Reductions in Social Security benefits are extremely unpopular across the political spectrum. The program enjoys enormous support among both Democrats and Republicans and people are far more likely to say that benefits should be raised than cut. For this reason, the public should be paying attention to a little noticed provision in the tax bill passed by the House today and which also appears in the bills under consideration in the Senate.
In both cases, the basis for indexing tax brackets would be shifted from Consumer Price Index (CPI) to the Chained Consumer Price Index (CCPI). The difference is that the CCPI takes account of when people change their consumption patterns in response to changes in relative prices.
The classic example is that beef rises in price and chicken falls, we would expect people to consume less beef and more chicken. The CPI assumes that people don't change their consumption patterns while the CCPI adjusts its basket to assign less importance to beef and greater importance to chicken.
For this reason, the CCPI shows a somewhat lower rate of inflation than the CPI. Typically the gap is 0.2–0.3 percentage points. This matters in the tax bill because the cutoff for the tax brackets is adjusted each year by the CPI. If the CCPI is used rather than CPI, then the cutoffs would rise less rapidly.
For example, if the cutoff for the 25 percent bracket is $40,000 for a single individual and the CPI showed 2.0 percent inflation, then it would rise to $40,800 for the next year. This means a single person would face a tax rate of 25 percent on income above $40,800. If the CCPI showed an inflation rate of 1.7 percent, then the cutoff would rise to $40,680. This means a single person would face a tax rate of 25 percent on income above $40,680.
In a single year, this difference will not mean much, but after 10 years, the difference in the indexes would be between 2.0–3.0 percent and it would grow more through time. This will add a fair bit to many people's tax bills.

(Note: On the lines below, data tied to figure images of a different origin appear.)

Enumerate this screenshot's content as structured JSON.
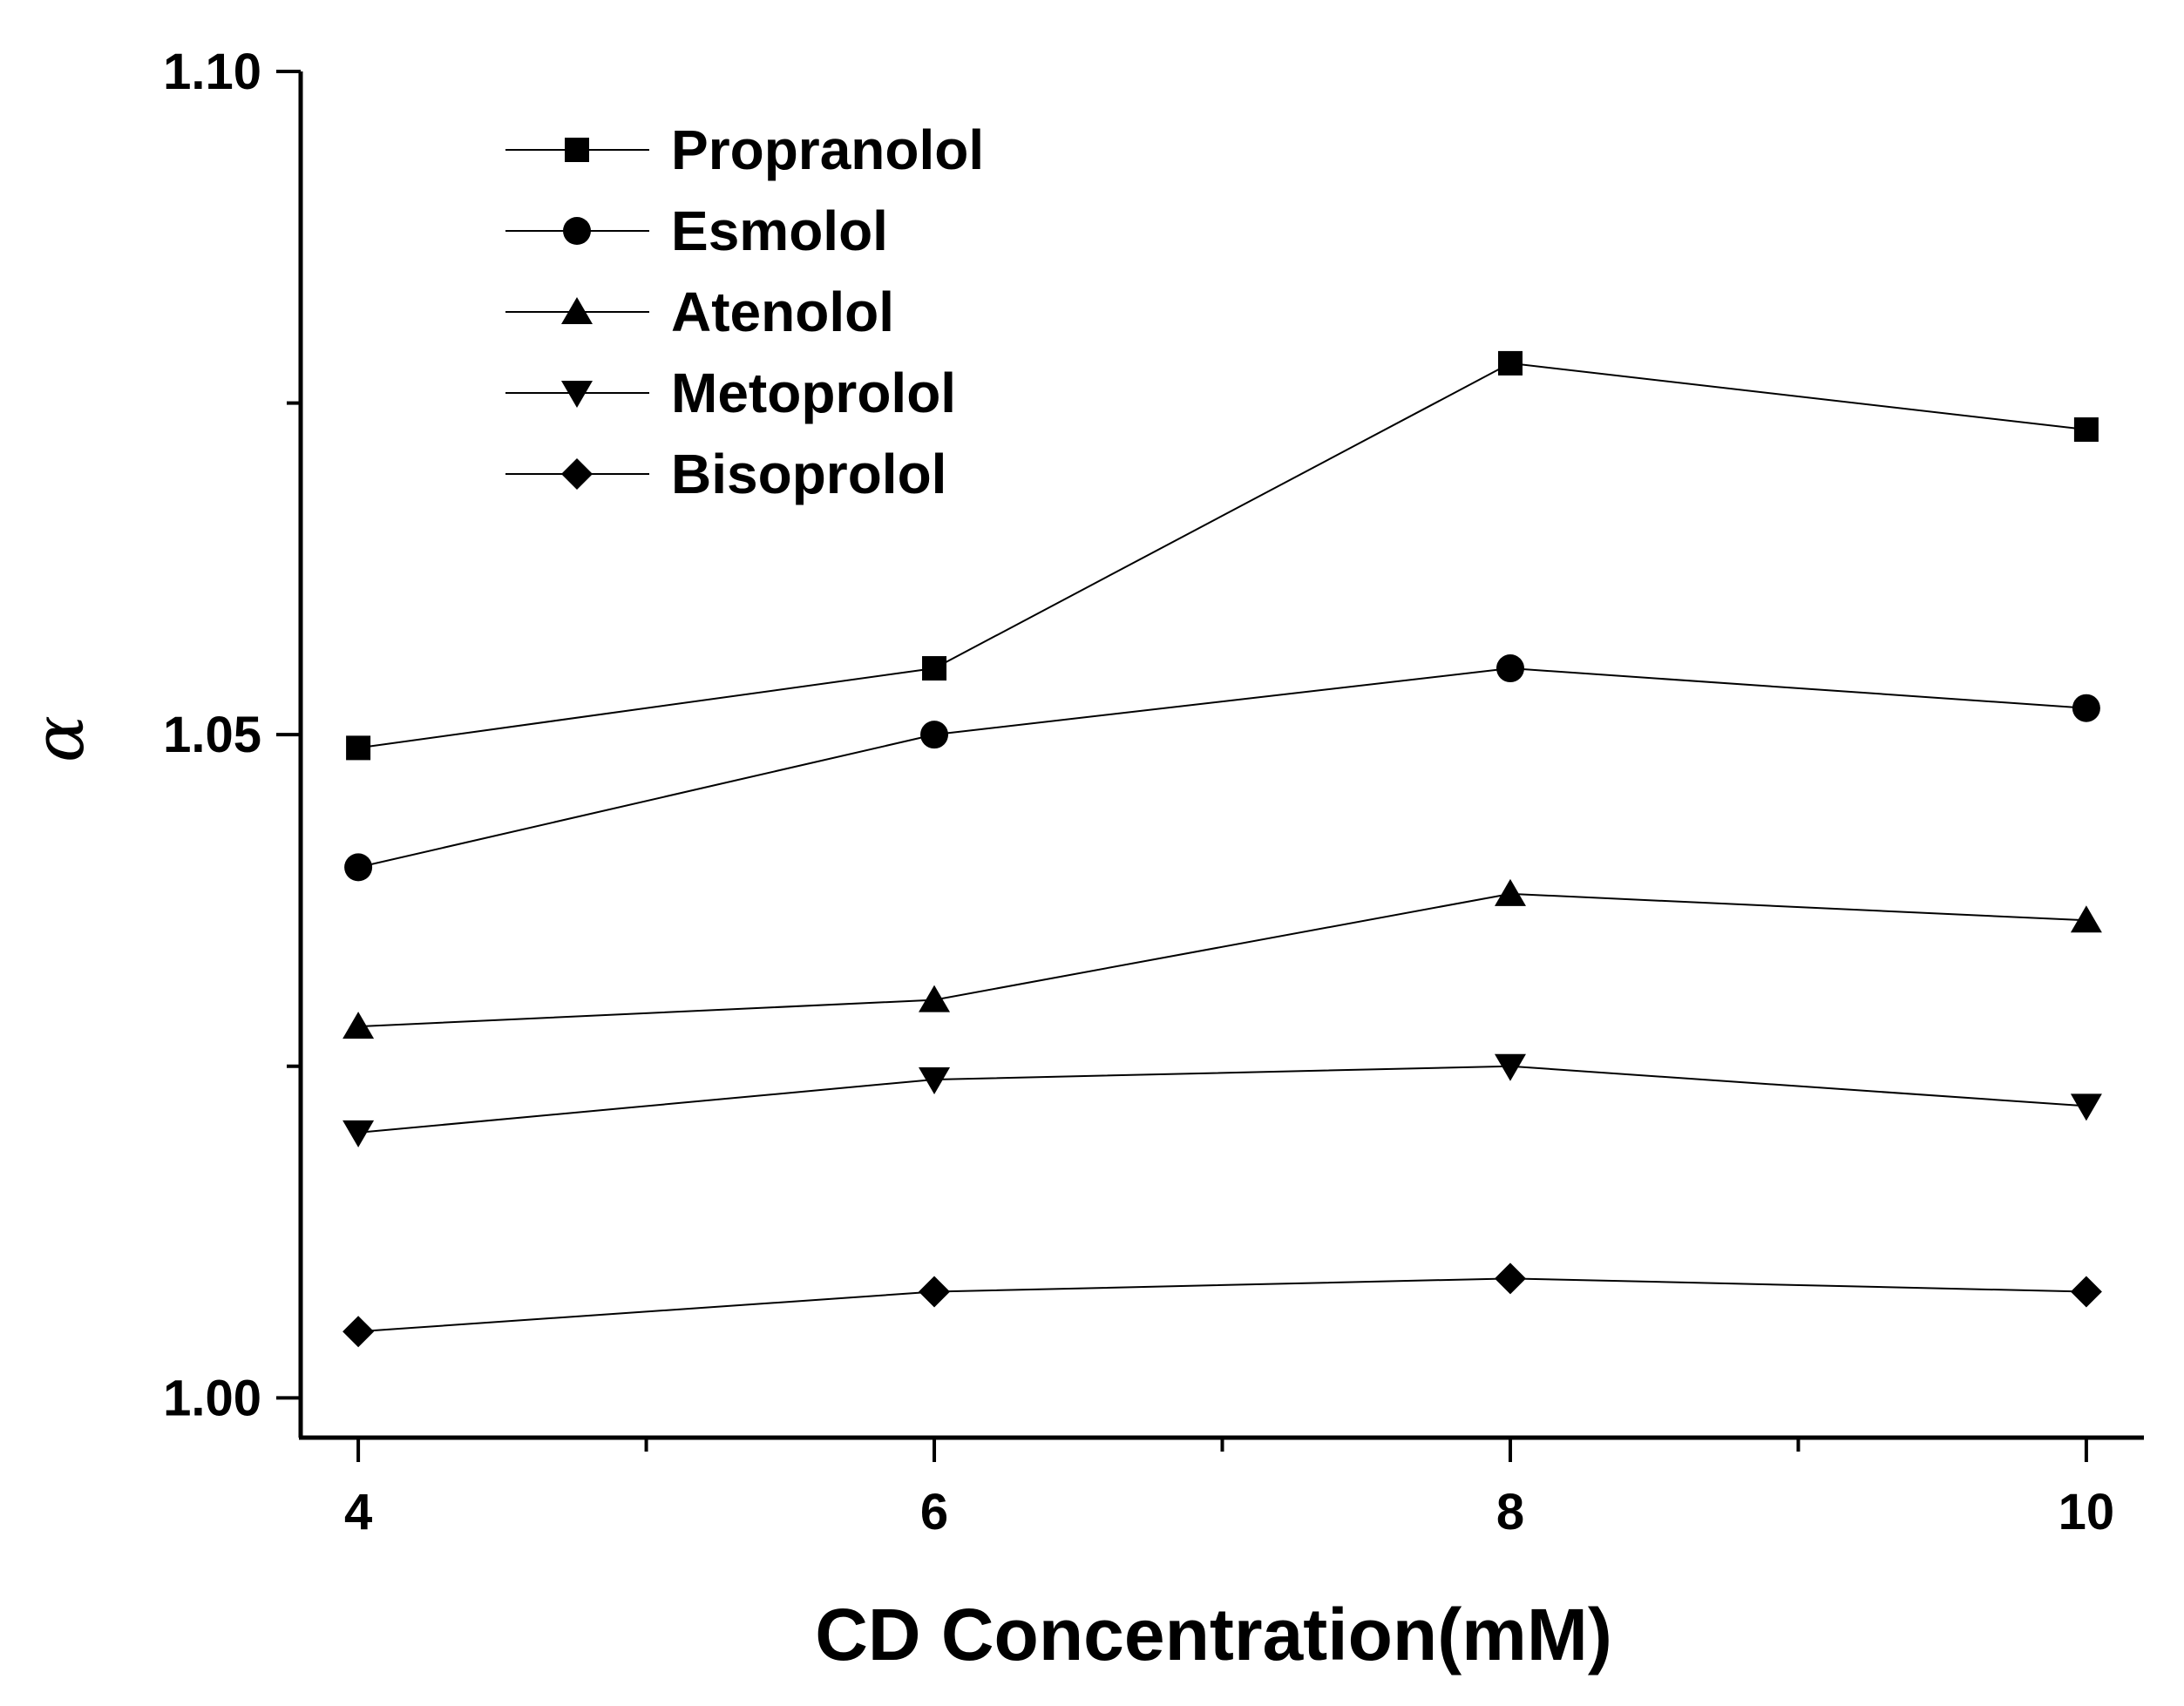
{
  "chart_data": {
    "type": "line",
    "title": "",
    "xlabel": "CD Concentration(mM)",
    "ylabel": "α",
    "x": [
      4,
      6,
      8,
      10
    ],
    "xlim": [
      3.8,
      10.2
    ],
    "ylim": [
      0.997,
      1.1
    ],
    "x_ticks": [
      4,
      6,
      8,
      10
    ],
    "x_tick_labels": [
      "4",
      "6",
      "8",
      "10"
    ],
    "x_minor_ticks": [
      5,
      7,
      9
    ],
    "y_ticks": [
      1.0,
      1.05,
      1.1
    ],
    "y_tick_labels": [
      "1.00",
      "1.05",
      "1.10"
    ],
    "y_minor_ticks": [
      1.025,
      1.075
    ],
    "legend_position": "top-left",
    "series": [
      {
        "name": "Propranolol",
        "marker": "square",
        "values": [
          1.049,
          1.055,
          1.078,
          1.073
        ]
      },
      {
        "name": "Esmolol",
        "marker": "circle",
        "values": [
          1.04,
          1.05,
          1.055,
          1.052
        ]
      },
      {
        "name": "Atenolol",
        "marker": "triangle-up",
        "values": [
          1.028,
          1.03,
          1.038,
          1.036
        ]
      },
      {
        "name": "Metoprolol",
        "marker": "triangle-down",
        "values": [
          1.02,
          1.024,
          1.025,
          1.022
        ]
      },
      {
        "name": "Bisoprolol",
        "marker": "diamond",
        "values": [
          1.005,
          1.008,
          1.009,
          1.008
        ]
      }
    ]
  }
}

All of this matters for Social Security because after people retire the benefits are indexed to the CPI. There were efforts in the Obama years to change the indexation to the CCPI, but these were beaten back. If the tax brackets are already indexed to the CCPI, then the pressure to switch indexes for Social Security will be considerably stronger. That would mean a cut in benefits for some who has been retired for ten years of between 2.0–3.0 percent, after twenty years 4.0–6.0 percent, and after thirty years 6.0–9.0 percent. This is real money.
There is an argument that we should use a different index for the elderly. After all they consume more housing and health care than the rest of the population, items that tend to rise more in price than the overall CPI. They also are likely to be less prone to switch their consumption patterns in responses to changes in price than the rest of the population.
However, if Congress is in a budget cutting mood, they are unlikely to be interested in such fine distinctions. Switching Social Security benefits to the same index as is used for tax brackets is likely to be seized as a quick out that can save lots of money — at the expense of retirees' Social Security benefits.
So, folks who care about Social Security benefits should be very worried about this seemingly minor point in the Republican tax bills. It could make a big difference in future years for people who depend on these benefits.